I looked around our oh-so-spartan cave. “Three guess. The first two don’t count,” I said dryly.
Asta grinned. “Okay. The accommodations currently suck, but Even has plans. We won’t always be camping, and the company can be pretty great.”
That was because she had Even holding her hand, Even stuck to her side. He wasn’t my type, but he was a great type. It was just unfortunate that the minute I was shed of Erik, I got paired up with Colden. He was a sexy beast, but he was also trouble. I’d never be able to bend him to my will the way I suspected Asta had Even. She was smiling, a secretive, impish curve of the lips, and that told me everything I needed to know about her relationship. She was happy, she was pregnant, and Even was definitely doing it for her.
“I’m not asking to leave,” I told her. “I’m demanding it. If Colden wants to go dragon hunting, he needs to know where to go. I know and I’ll take him straight to Nidhug. For a price.”

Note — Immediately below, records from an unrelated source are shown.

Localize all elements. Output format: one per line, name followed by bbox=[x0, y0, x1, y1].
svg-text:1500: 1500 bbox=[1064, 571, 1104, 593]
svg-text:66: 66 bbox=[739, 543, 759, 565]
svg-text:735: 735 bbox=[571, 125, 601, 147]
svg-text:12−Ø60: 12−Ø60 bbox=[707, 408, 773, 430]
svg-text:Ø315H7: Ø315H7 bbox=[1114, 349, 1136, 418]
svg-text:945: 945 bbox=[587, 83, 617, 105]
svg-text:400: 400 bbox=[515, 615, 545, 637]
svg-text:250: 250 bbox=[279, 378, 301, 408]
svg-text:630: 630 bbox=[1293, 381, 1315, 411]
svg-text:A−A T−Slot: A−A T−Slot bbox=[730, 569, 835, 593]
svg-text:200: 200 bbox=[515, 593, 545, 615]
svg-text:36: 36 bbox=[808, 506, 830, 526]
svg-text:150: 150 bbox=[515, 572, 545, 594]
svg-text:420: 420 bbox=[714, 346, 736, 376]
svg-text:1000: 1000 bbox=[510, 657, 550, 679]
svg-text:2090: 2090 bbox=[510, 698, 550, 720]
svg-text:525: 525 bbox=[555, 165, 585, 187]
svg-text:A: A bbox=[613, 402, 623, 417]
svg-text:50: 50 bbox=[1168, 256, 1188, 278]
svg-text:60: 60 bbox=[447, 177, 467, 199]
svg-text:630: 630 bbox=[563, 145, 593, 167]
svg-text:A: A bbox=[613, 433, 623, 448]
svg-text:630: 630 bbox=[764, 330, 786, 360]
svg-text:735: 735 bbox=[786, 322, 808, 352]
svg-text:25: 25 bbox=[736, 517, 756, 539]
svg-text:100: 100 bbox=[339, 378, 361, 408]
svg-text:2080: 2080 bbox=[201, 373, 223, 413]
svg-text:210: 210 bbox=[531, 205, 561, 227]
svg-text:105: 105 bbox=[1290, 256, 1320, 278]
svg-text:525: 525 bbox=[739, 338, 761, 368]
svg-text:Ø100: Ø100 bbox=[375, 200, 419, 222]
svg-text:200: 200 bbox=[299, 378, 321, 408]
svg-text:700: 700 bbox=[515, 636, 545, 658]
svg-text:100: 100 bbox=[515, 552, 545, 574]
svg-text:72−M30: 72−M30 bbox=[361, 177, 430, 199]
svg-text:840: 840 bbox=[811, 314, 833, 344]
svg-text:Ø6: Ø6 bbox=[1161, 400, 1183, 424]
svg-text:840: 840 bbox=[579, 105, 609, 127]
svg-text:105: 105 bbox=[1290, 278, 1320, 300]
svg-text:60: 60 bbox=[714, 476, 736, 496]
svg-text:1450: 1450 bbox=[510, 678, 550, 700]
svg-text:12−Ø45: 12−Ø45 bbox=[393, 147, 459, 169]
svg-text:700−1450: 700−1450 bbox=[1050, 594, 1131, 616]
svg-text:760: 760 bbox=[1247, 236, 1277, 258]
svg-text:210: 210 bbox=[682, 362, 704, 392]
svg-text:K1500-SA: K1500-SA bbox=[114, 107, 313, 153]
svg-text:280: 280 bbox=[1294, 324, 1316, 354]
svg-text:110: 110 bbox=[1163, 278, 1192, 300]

“The dragon that chews on roots of the tree of life and eats corpses?” Asta passed me a pair of industrial-strength wool socks. Colden was determined that I not get cold on our trip. Asta made an ewwww face as she described Nidhug’s alleged eating habits, but the girl knew her Norse mythology. The fact that Nidhug seemed thoroughly unlikeable was actually a blessing in disguise. It made it easier to hand him over to Colden’s less-than-gentle ministrations.
“That’s the guy. He’s also scheduled to be a key player in the coming apocalypse.”
Asta shook her head, absolutely uninterested in the nuances of Norse politics and Armageddon. “I wish you would stay,” she said.
I had to give her credit. She sounded like she meant the words. But I was tired of being stuck, of being a prisoner and a pawn. This was my chance to redirect my life into a better channel.